As far I can tell, there are four kinds of proposals:
  1. 1. Contingentism: A is true because Jonah Hill is alive (or because of whatever makes Jonah be alive).
  2. 2. Essentialism: A is true in virtue of disjunction and negation having the logical nature they have.
  3. 3. Representationalism: A is true because the actual world is a possible world.
Pros and Cons:
  1. 4. Contingentism: A is true because Jonah Hill is alive (or because of whatever makes Jonah be alive).
    1. a. PROS: 
      1. i. Does not require postulating special entities like worlds and logical operations.
      2. ii. Offers a uniform account of the way operations affect truthmaking for contingent and necessary truths, i.e., it respects the following truth-making principle: truth-bearers of the form PvQ are made true by what makes P true (if P is true) plus what makes Q true (if it is true).
    2. b. CONS: 
      1. i. Makes necessary truths less metaphysically fundamental than contingent facts.
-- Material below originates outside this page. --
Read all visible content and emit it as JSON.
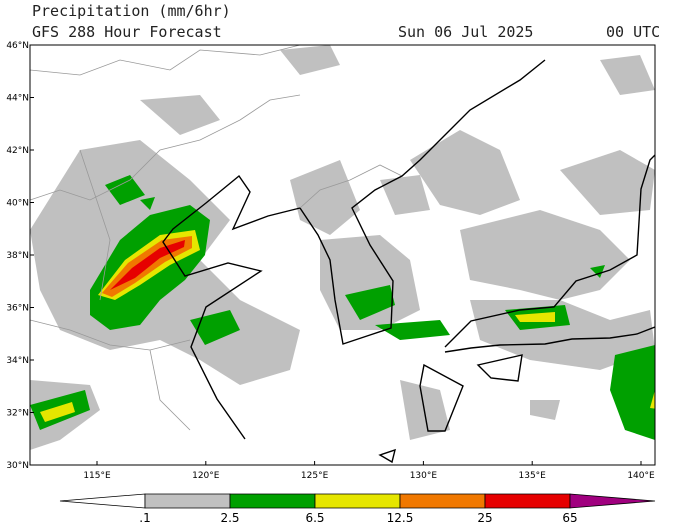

      2. ii. Truth-making without metaphysical dependency: A is true, regardless of whatever makes A true exists or not.
      3. iii. If truth-making maximalism is false for contingent truths, a lot, but not all necessary truths would lack truth-maker as well.
      1. 5. Essentialism: A is true in virtue of disjunction and negation having the logical nature they have. 
    1. c. PROS: 
      1. i. Seems to fit well with essentialist accounts of other kinds of necessary truths.
      2. ii. Respect metaphysical dependence: if logical operators were of a  different nature, the logical truths would be other.
    2. d. CONS: 
      1. i. Under the very plausible assumption that essences are like definitions, the claim that all logical truths are true in virtue of the essences of logical operations is equivalent to the controversial claim that all logical truths are provable.
      2. ii. Lacks a uniform account of the way operations affect truth-making for contingent and necessary truths, i.e., it violates the following truth-making principle: truth-bearers of the form PvQ are made true by what makes P true (if P is true) plus what makes Q true (if it is true).
      3. iii. Furthermore, if A is made true at least partially in virtue of the essence of disjunction, why isn´t this true of every disjunction as well? Also, if this were true, then most complex properties would be extrinsic. For example, an electron would have the property of being an electron or a proton extrinsically. 
      4. 2. Representationalism: A is true because the actual world is a possible world.
    3. a. PROS: 
      1. i. Seems to fit well with the prevailing representationalist attitude of classical logicians, i.e., that there is something about the nature of possible worlds that make certain truths –logical truths–, true in all of them.
      2. ii. Respects metaphysical dependence: logical truths are not true in all not-possible worlds.
    4. b. CONS: 
      1. i. Would make all logical truths be made true by the very same truth-maker.
      2. ii. Lacks a uniform account of the way operations affect truth-making for contingent and necessary truths, i.e., it violates the following truth-making principle: truth-bearers of the form PvQ are made true by what makes P true (if P is true) plus what makes Q true (if it is true).